Charlestown is a historic small village in the southwestern corner of the state—the "Quiet Corner"—lying peacefully along the Connecticut River for 13 miles. Within the boundaries of the town are the smaller hamlets of North Charlestown and South Charlestown. Today Charlestown is a community of 4800 people with many churches, civic groups, and businesses.
Charlestown's early history was anything but peaceful, however. The area now comprising the town was chartered by the Colony of Massachusetts Bay in 1735 as Plantation No. 4, the northernmost township along the Connecticut River. It was the first line of protection for Massachusetts' villages further south—and the first place to be attacked by marauding French troops and Indians intent on driving the English colonists from this area. As the French and Indian Wars became more intense, the early English inhabitants formulated a plan for safety. The settlers pulled six houses together, joining them into a compound, and surrounding the compound with a picket fence of tall logs. This fortified village became known as the Fort at No. 4.
A little known fact of history is that, if it had not been for Captain Phineas Stevens and his small band of militia withstanding a siege of the fort by superior French and Indian forces in 1747, the whole history of the northern part of New England might have been altered. If the English colonists had been driven out, this area might be French-speaking today.
In 1753, the Fort and surrounding area was acknowledged to be in the Colony of New Hampshire, and the settlers had to re-charter their property under New Hampshire.

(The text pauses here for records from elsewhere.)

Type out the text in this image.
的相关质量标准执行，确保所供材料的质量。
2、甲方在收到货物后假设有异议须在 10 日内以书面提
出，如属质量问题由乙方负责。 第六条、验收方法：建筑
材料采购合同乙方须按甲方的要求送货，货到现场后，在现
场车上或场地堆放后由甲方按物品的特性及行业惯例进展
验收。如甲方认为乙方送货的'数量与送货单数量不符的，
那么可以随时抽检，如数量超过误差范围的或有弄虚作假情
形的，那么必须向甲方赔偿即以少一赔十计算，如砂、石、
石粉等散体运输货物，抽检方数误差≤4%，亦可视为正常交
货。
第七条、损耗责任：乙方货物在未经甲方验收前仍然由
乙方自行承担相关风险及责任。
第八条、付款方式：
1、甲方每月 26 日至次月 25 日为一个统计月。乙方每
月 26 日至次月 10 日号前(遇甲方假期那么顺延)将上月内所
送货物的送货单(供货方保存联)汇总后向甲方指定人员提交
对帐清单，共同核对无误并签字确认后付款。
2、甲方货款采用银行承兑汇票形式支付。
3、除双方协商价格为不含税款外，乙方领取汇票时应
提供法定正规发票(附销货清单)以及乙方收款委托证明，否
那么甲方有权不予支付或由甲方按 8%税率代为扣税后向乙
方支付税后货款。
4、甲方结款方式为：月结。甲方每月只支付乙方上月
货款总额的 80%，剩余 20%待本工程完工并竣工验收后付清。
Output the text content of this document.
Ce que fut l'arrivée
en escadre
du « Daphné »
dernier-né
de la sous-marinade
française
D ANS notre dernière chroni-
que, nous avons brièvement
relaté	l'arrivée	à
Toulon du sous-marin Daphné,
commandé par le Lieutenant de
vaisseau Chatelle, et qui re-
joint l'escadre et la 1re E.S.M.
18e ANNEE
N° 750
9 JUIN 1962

A new name for the village seemed desirable, and in choosing one, the settlers looked back to the siege. The news of the victory of Captain Stevens and his brave men had traveled throughout the colonies. Sir Charles Knowles, a British admiral, then in port at Boston, had been so impressed that he had sent a sword to Captain Stevens to express his esteem. Knowles' action, in turn, had so impressed the local populace that they named their new town Charlestown, in his honor.
During the Revolution, Charlestown was a supply and recruiting town, as well as the jumping off point onto the Crown Point Road across Vermont. In 1781, unhappy with treatment by New Hampshire, Charlestown actually joined the state of Vermont briefly, only returning to New Hampshire by the intervention of George Washington himself.
Charlestown became known as a center of law and lawyers second only to Boston. Two governors of New Hampshire, Henry Hubbard and Ralph Metcalf, were born here. With the flat, fertile meadows along the river, farming also prospered. Lovely Federal homes were built along Main Street, and sturdy farmers' homes, many of them "Capes" (Cape Cod style) dotted the countryside. They remain to this day, many dating back to the 1700s. Charlestown's Main Street is the longest National Register of Historic Places District in the state, and the hamlet of North Charlestown will soon also be placed on the National Register.
The inhabitants of Charlestown today are a mixture of the old Yankee stock--some tracing their roots back to original settlers, together with descendants of Canadians who migrated south, and those relative newcomers who have arrived from all over the country, drawn to the area for many reasons.
Charlestown has the charm of antiquity, beautiful scenery and rural surroundings, a small-town atmosphere, low crime, reasonable housing costs, and convenience to excellent medical care and larger metropolitan areas to the south. Add to that cool, pleasant summers, snowy winters, every variety of outdoor sports, and the re-creation of the Fort at No. 4, a source for historians and an opportunity to become personally involved in history.
A pleasant, relaxing place to visit, Charlestown has been an appealing destination for over two centuries.